There have been quite a few articles recently which have extolled once again the remarkable discernment of the mysterious spirit, posterity, when it comes to questions of literary worthiness (for instance, here is DJ Taylor today in The Guardian, who ironically attributes this observation to that once much lauded but now wholly overlooked literary titan, Martin Amis); but nobody, it seems, really knows much about this character or how he operates; – they are only certain that human-beings themselves, whether singly or in a mass, are incapable of literary judgement. For this is what the statement boils down to, an abnegation of responsibility or capacity on the part of mankind; an acknowledgement that, in reading a text, it is impossible to determine its worth unless that worth has already been predetermined by some external force, at which point it oddly becomes clearly recognisable. With writers still alive people will inevitably be swayed by fashion or reputation: any enjoyment one senses reading a book will not have come from the author’s vision of life or use of language, not even his plot or the human emotions he had inspired in you – these are just things you imagine, utter delusions; – it comes instead, like all your opinions, from your fundamental weakness of will in respect to the world surrounding you. You may read a new book one day and then the next a book already noted by posterity, and you may feel that they are both great – and that indeed they are both great because they share in precisely the same qualities of greatness – but this is not the case: no matter how difficult it is for you to accept, your judgement is only correct in the case of the latter; the former’s greatness is as yet undeterminable. There is literally not an argument you could put forward to justify your opinion. To take an example: if Borges – or even Bustos Domecq – were to read Cervantes’ Don Quixote and then to read Pierre Menard’s Don Quixote, he would be able only to recognise the greatness of Cervantes; of Pierre Menard’s work he could form no judgement whatever.
A confession, however, is in order. All this while I have been masquerading as Obooki, but the truth is that I am in fact this mysterious being, posterity. Not me alone, it has to be said; there are others. We are rather like a Portuguese Man of War, an entity created out of other entities, all feeding symbiotically off one another. The strangest thing perhaps is that we do not even have the same literary opinions; we do not need to; so long as some of us like a writer, that is enough. We are the mediums, the spiritualists, the outcasts who spend our lives communing with the dead. We have no worldly ties; fashion does not find us. We live in musty rooms full of old books, in garrets. When we search through bookshops, we are looking precisely for the writers we’ve never heard of.
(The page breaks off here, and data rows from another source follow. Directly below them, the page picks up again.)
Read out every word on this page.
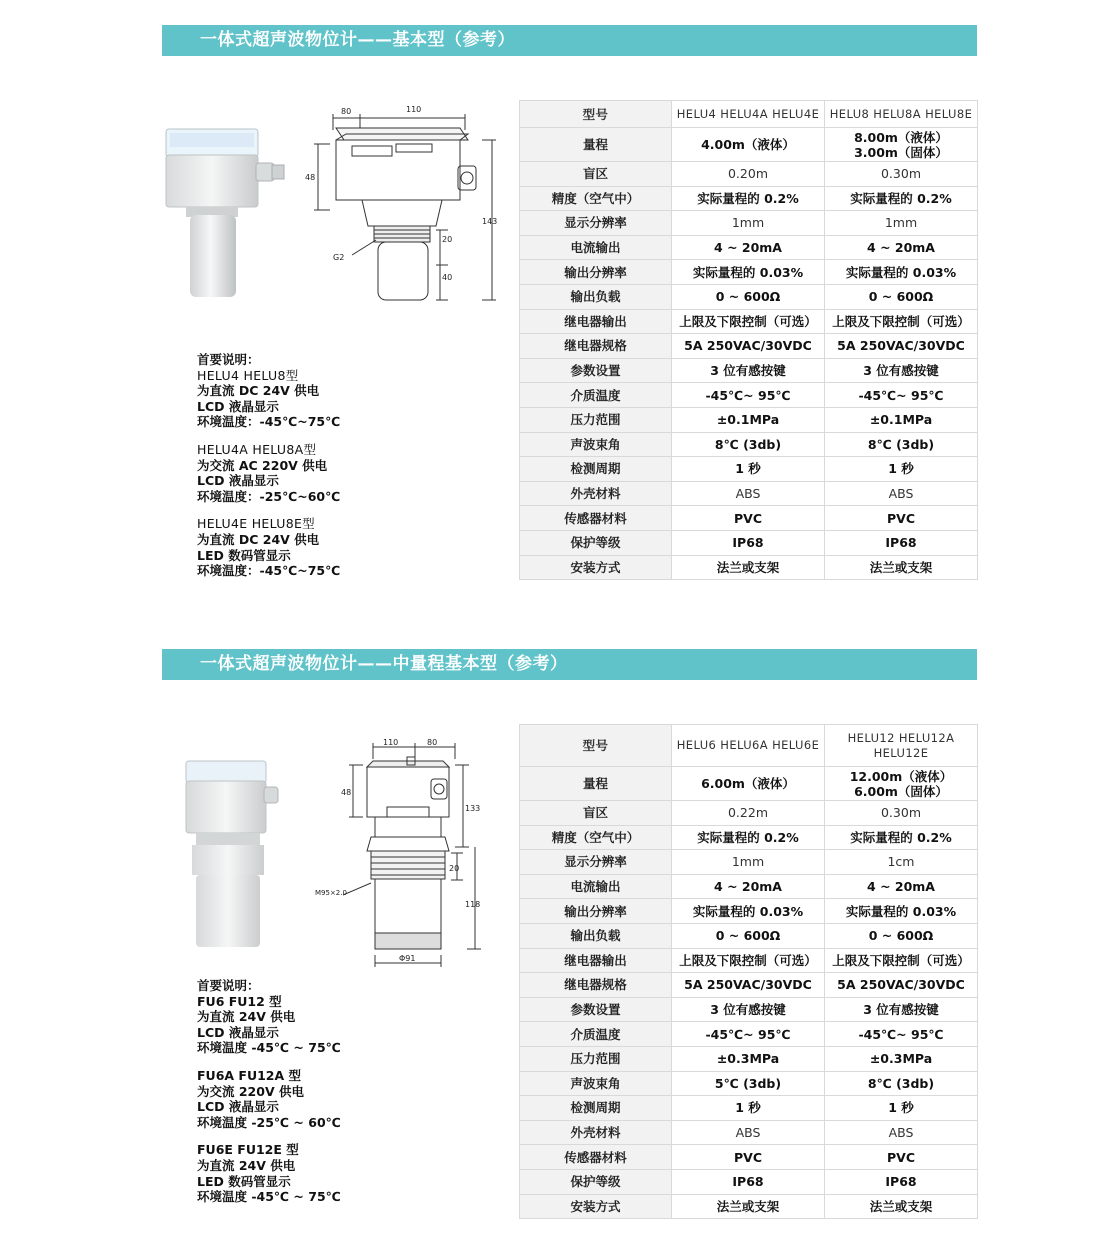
一体式超声波物位计——基本型（参考）
80	110
48
20
40
143
G2
首要说明：
HELU4 HELU8型
为直流 DC 24V 供电
LCD 液晶显示
环境温度：-45℃~75℃
HELU4A HELU8A型
为交流 AC 220V 供电
LCD 液晶显示
环境温度：-25℃~60℃
HELU4E HELU8E型
为直流 DC 24V 供电
LED 数码管显示
环境温度：-45℃~75℃
型号	HELU4 HELU4A HELU4E	HELU8 HELU8A HELU8E
量程	4.00m（液体）	8.00m（液体）
3.00m（固体）
盲区	0.20m	0.30m
精度（空气中）	实际量程的 0.2%	实际量程的 0.2%
显示分辨率	1mm	1mm
电流输出	4 ~ 20mA	4 ~ 20mA
输出分辨率	实际量程的 0.03%	实际量程的 0.03%
输出负载	0 ~ 600Ω	0 ~ 600Ω
继电器输出	上限及下限控制（可选）	上限及下限控制（可选）
继电器规格	5A 250VAC/30VDC	5A 250VAC/30VDC
参数设置	3 位有感按键	3 位有感按键
介质温度	-45℃~ 95℃	-45℃~ 95℃
压力范围	±0.1MPa	±0.1MPa
声波束角	8℃ (3db)	8℃ (3db)
检测周期	1 秒	1 秒
外壳材料	ABS	ABS
传感器材料	PVC	PVC
保护等级	IP68	IP68
安装方式	法兰或支架	法兰或支架
一体式超声波物位计——中量程基本型（参考）
110	80
48
133
20
118
M95×2.0
Φ91
首要说明：
FU6 FU12 型
为直流 24V 供电
LCD 液晶显示
环境温度 -45℃ ~ 75℃
FU6A FU12A 型
为交流 220V 供电
LCD 液晶显示
环境温度 -25℃ ~ 60℃
FU6E FU12E 型
为直流 24V 供电
LED 数码管显示
环境温度 -45℃ ~ 75℃
型号	HELU6 HELU6A HELU6E	HELU12 HELU12A HELU12E
量程	6.00m（液体）	12.00m（液体）
6.00m（固体）
盲区	0.22m	0.30m
精度（空气中）	实际量程的 0.2%	实际量程的 0.2%
显示分辨率	1mm	1cm
电流输出	4 ~ 20mA	4 ~ 20mA
输出分辨率	实际量程的 0.03%	实际量程的 0.03%
输出负载	0 ~ 600Ω	0 ~ 600Ω
继电器输出	上限及下限控制（可选）	上限及下限控制（可选）
继电器规格	5A 250VAC/30VDC	5A 250VAC/30VDC
参数设置	3 位有感按键	3 位有感按键
介质温度	-45℃~ 95℃	-45℃~ 95℃
压力范围	±0.3MPa	±0.3MPa
声波束角	5℃ (3db)	8℃ (3db)
检测周期	1 秒	1 秒
外壳材料	ABS	ABS
传感器材料	PVC	PVC
保护等级	IP68	IP68
安装方式	法兰或支架	法兰或支架
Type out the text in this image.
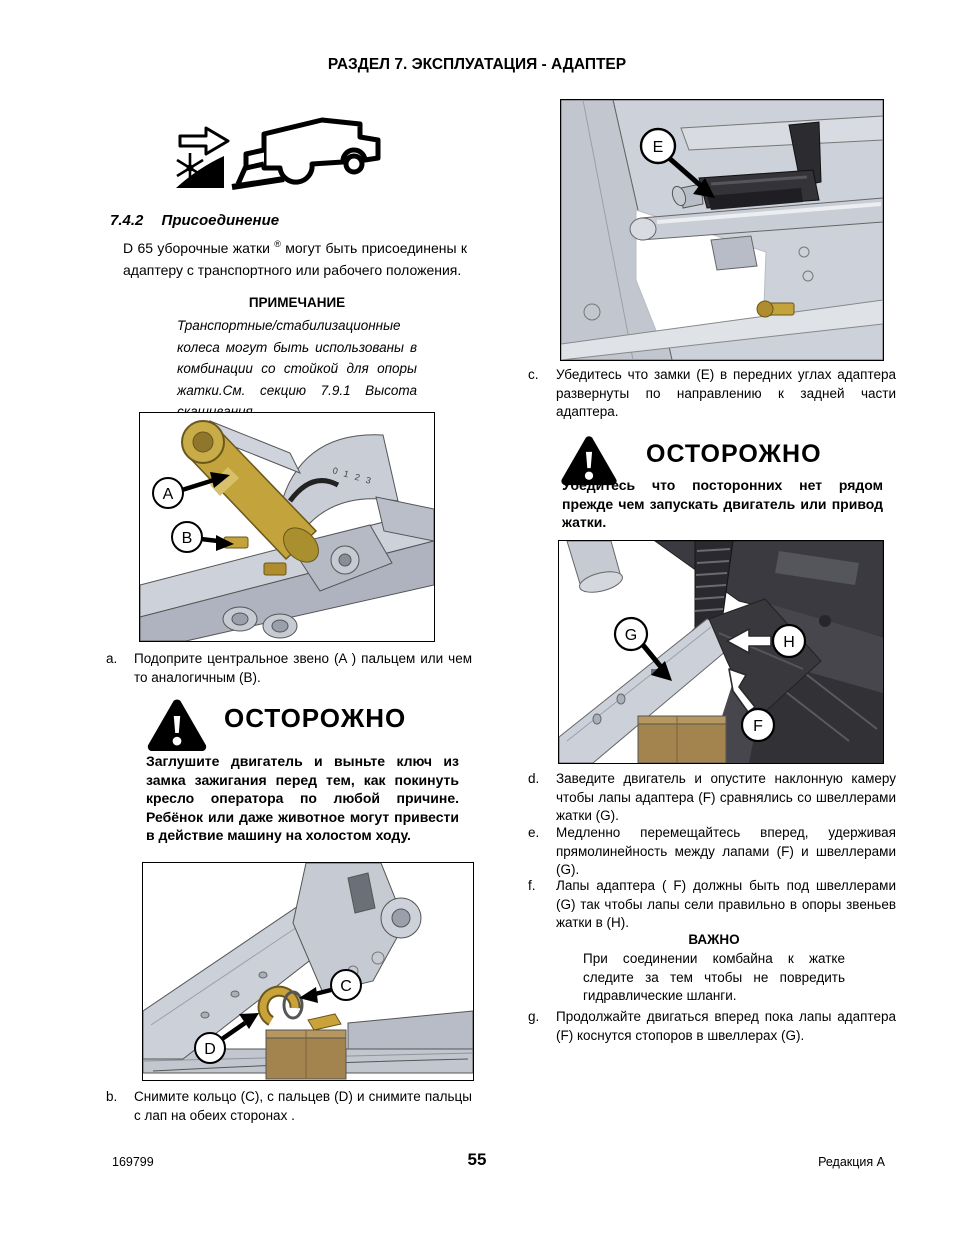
РАЗДЕЛ 7. ЭКСПЛУАТАЦИЯ - АДАПТЕР
7.4.2 Присоединение

D 65 уборочные жатки ® могут быть присоединены к адаптеру с транспортного или рабочего положения.

ПРИМЕЧАНИЕ
Транспортные/стабилизационные колеса могут быть использованы в комбинации со стойкой для опоры жатки.См. секцию 7.9.1 Высота скашивания.
0 1 2 3
A
B
a. Подоприте центральное звено (A ) пальцем или чем то аналогичным (B).
ОСТОРОЖНО
Заглушите двигатель и выньте ключ из замка зажигания перед тем, как покинуть кресло оператора по любой причине. Ребёнок или даже животное могут привести в действие машину на холостом ходу.
C
D
b. Снимите кольцо (C), с пальцев (D) и снимите пальцы с лап на обеих сторонах .
E
c. Убедитесь что замки (E) в передних углах адаптера развернуты по направлению к задней части адаптера.
ОСТОРОЖНО
Убедитесь что посторонних нет рядом прежде чем запускать двигатель или привод жатки.
G	H
F
d. Заведите двигатель и опустите наклонную камеру чтобы лапы адаптера (F) сравнялись со швеллерами жатки (G).
e. Медленно перемещайтесь вперед, удерживая прямолинейность между лапами (F) и швеллерами (G).
f. Лапы адаптера ( F) должны быть под швеллерами (G) так чтобы лапы сели правильно в опоры звеньев жатки в (H).
ВАЖНО
При соединении комбайна к жатке следите за тем чтобы не повредить гидравлические шланги.
g. Продолжайте двигаться вперед пока лапы адаптера (F) коснутся стопоров в швеллерах (G).
169799	55	Редакция A
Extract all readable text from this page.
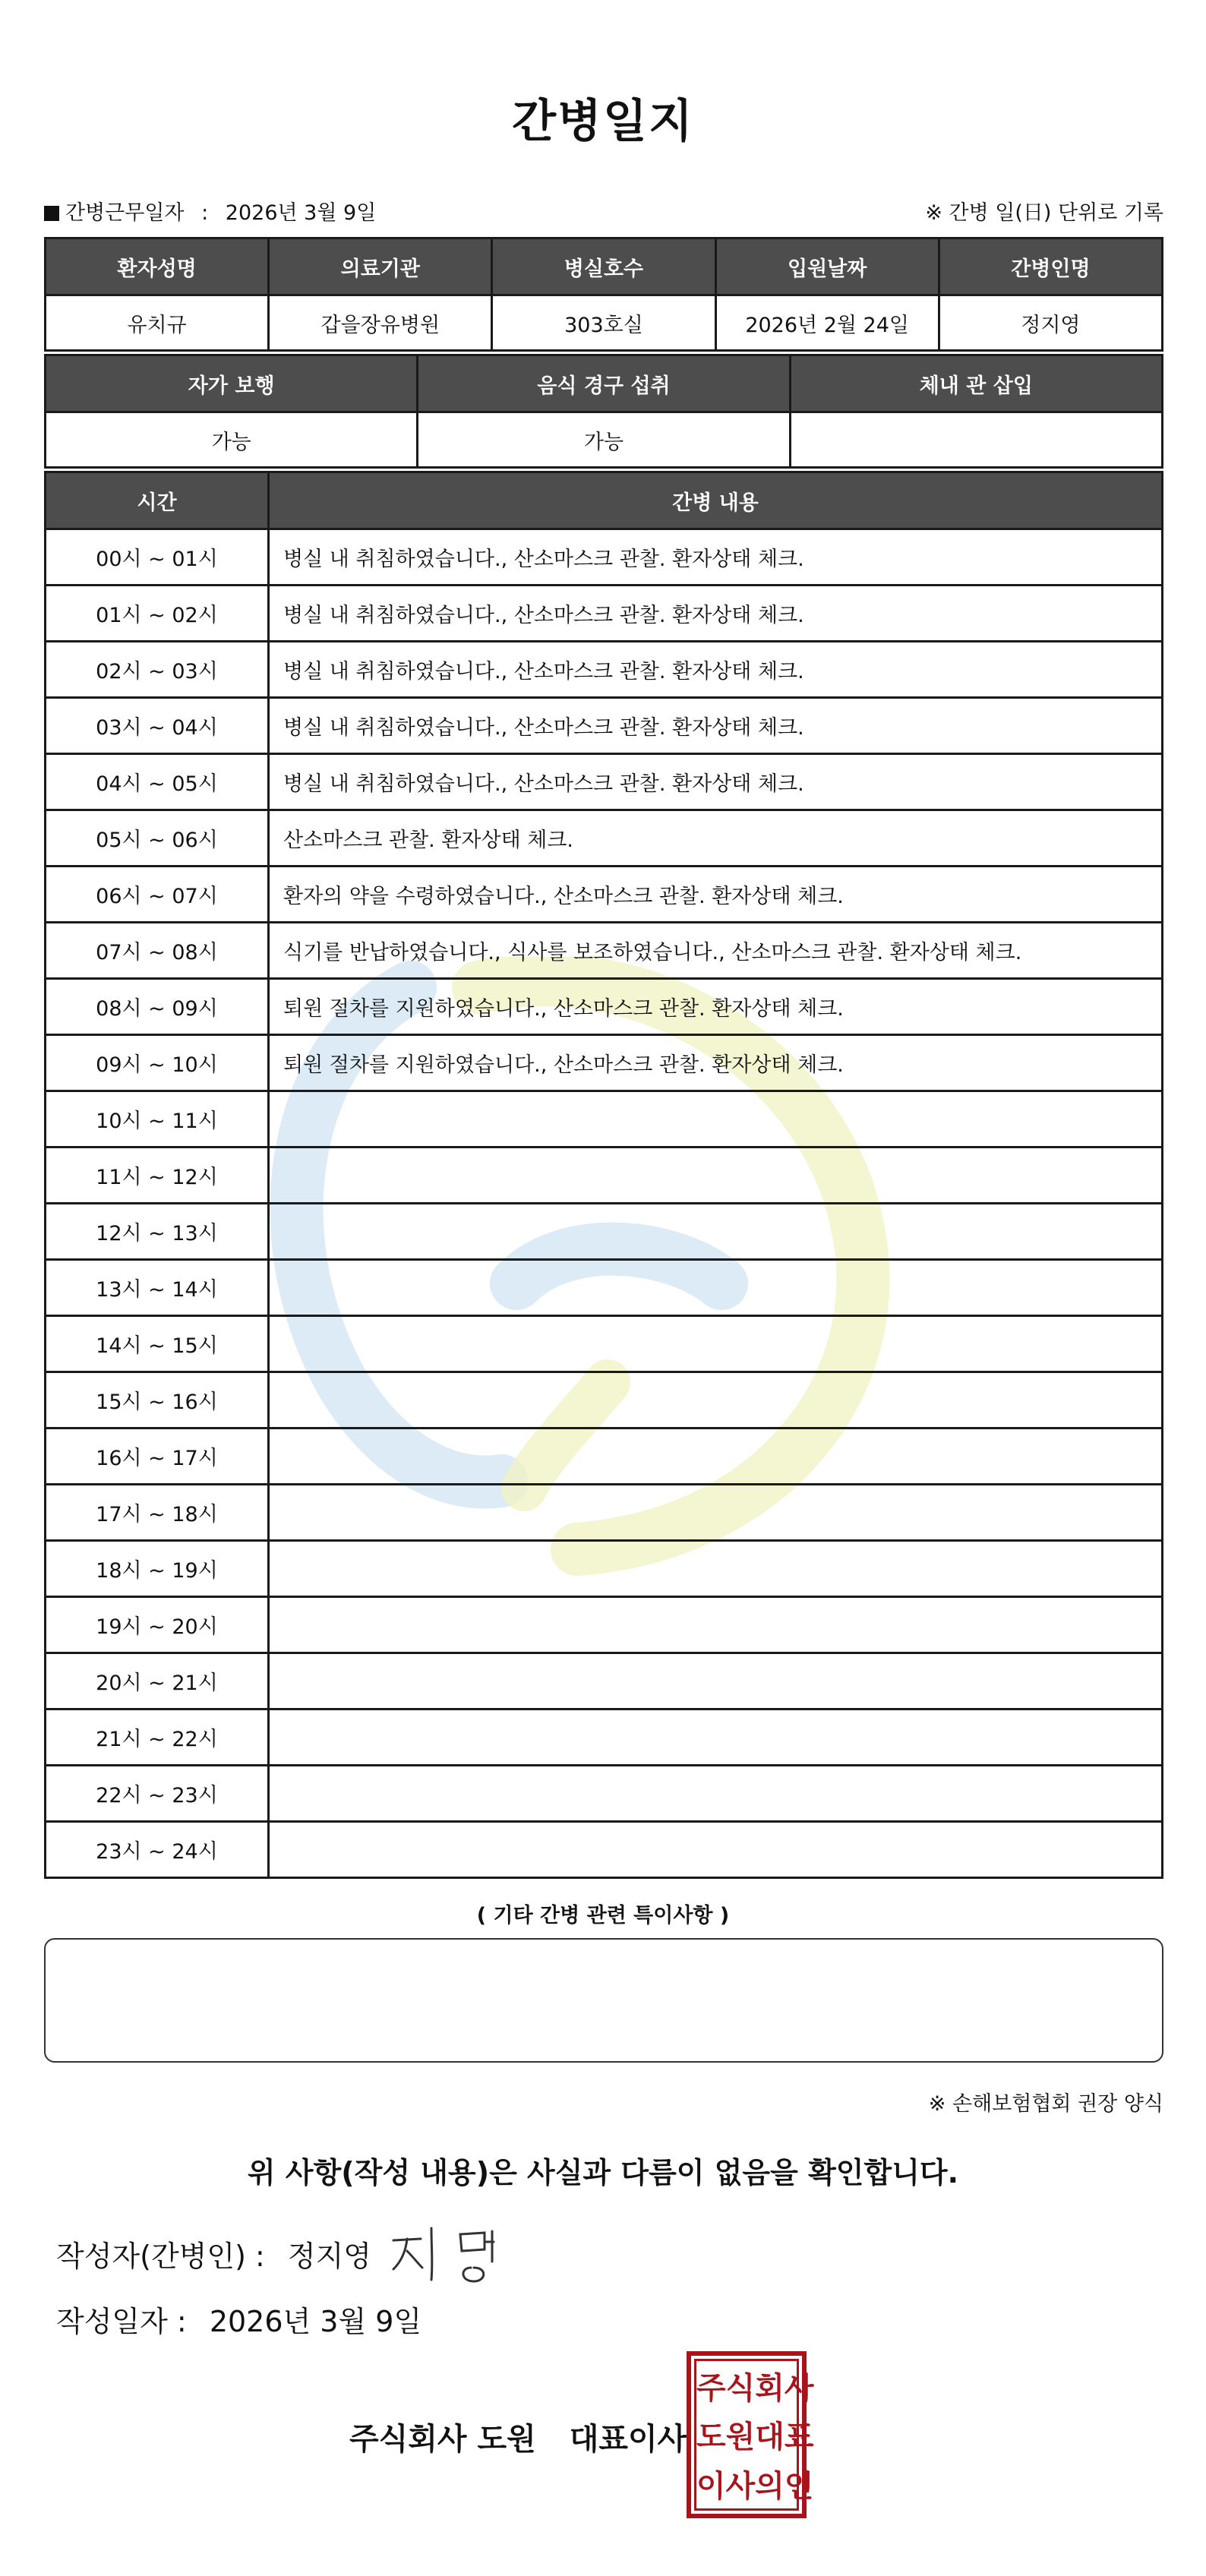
간병일지
간병근무일자 : 2026년 3월 9일	※ 간병 일(日) 단위로 기록
환자성명	의료기관	병실호수	입원날짜	간병인명
유치규	갑을장유병원	303호실	2026년 2월 24일	정지영
자가 보행	음식 경구 섭취	체내 관 삽입
가능	가능	
시간	간병 내용
00시 ~ 01시	병실 내 취침하였습니다., 산소마스크 관찰. 환자상태 체크.
01시 ~ 02시	병실 내 취침하였습니다., 산소마스크 관찰. 환자상태 체크.
02시 ~ 03시	병실 내 취침하였습니다., 산소마스크 관찰. 환자상태 체크.
03시 ~ 04시	병실 내 취침하였습니다., 산소마스크 관찰. 환자상태 체크.
04시 ~ 05시	병실 내 취침하였습니다., 산소마스크 관찰. 환자상태 체크.
05시 ~ 06시	산소마스크 관찰. 환자상태 체크.
06시 ~ 07시	환자의 약을 수령하였습니다., 산소마스크 관찰. 환자상태 체크.
07시 ~ 08시	식기를 반납하였습니다., 식사를 보조하였습니다., 산소마스크 관찰. 환자상태 체크.
08시 ~ 09시	퇴원 절차를 지원하였습니다., 산소마스크 관찰. 환자상태 체크.
09시 ~ 10시	퇴원 절차를 지원하였습니다., 산소마스크 관찰. 환자상태 체크.
10시 ~ 11시	
11시 ~ 12시	
12시 ~ 13시	
13시 ~ 14시	
14시 ~ 15시	
15시 ~ 16시	
16시 ~ 17시	
17시 ~ 18시	
18시 ~ 19시	
19시 ~ 20시	
20시 ~ 21시	
21시 ~ 22시	
22시 ~ 23시	
23시 ~ 24시	
( 기타 간병 관련 특이사항 )
※ 손해보험협회 권장 양식
위 사항(작성 내용)은 사실과 다름이 없음을 확인합니다.
작성자(간병인) : 정지영
작성일자 : 2026년 3월 9일
주식회사 도원 대표이사
주 식 회 사
도 원 대 표
이 사 의 인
We are all of us Poggios, scouring our modern monasteries for the texts that have been lost to time. Isms mean nothing to us, for ours is a time-frame of millenia, in which nothing ever changes. On our own we are no one; but collectively we are those who have carried and cared for literature through the ages, and for the sake of this we have come to feel it our own rightful possession. Let them say every day X or Y’s new book is a masterpiece, or discuss Z’s genius; let them discuss the death of the novel and award their prizes – it has no bearing on literature itself; it does not even touch our world.
But if you want a clue from posterity as to which writers will survive, let me say this: it is clearer than you think. We are talking only of the very greatest writers here – for there will come a time when each millenium will only be marked by a few writers, as today each century is (save, as always, our own remarkable times) – but it is a curious case: almost always those writers who survive were those writers who were revered for their greatness in their own lifetimes. The obscure and misunderstood genius is a fabrication of these last few centuries. And let’s face it, today no one is revered and they will all go by the wayside.
Another few pointers:
- Is it as good as Shakespeare [insert your own national writer here]? – Because if it’s not, it’ll probably be forgotten.
- Use of language will win out over any other criterion, because that’s what really interests us
And if you’d read this carefully enough, you’ll realise there’s no point ever questioning my literary opinion either; because the truth is your own opinion is immaterial – even when it’s right.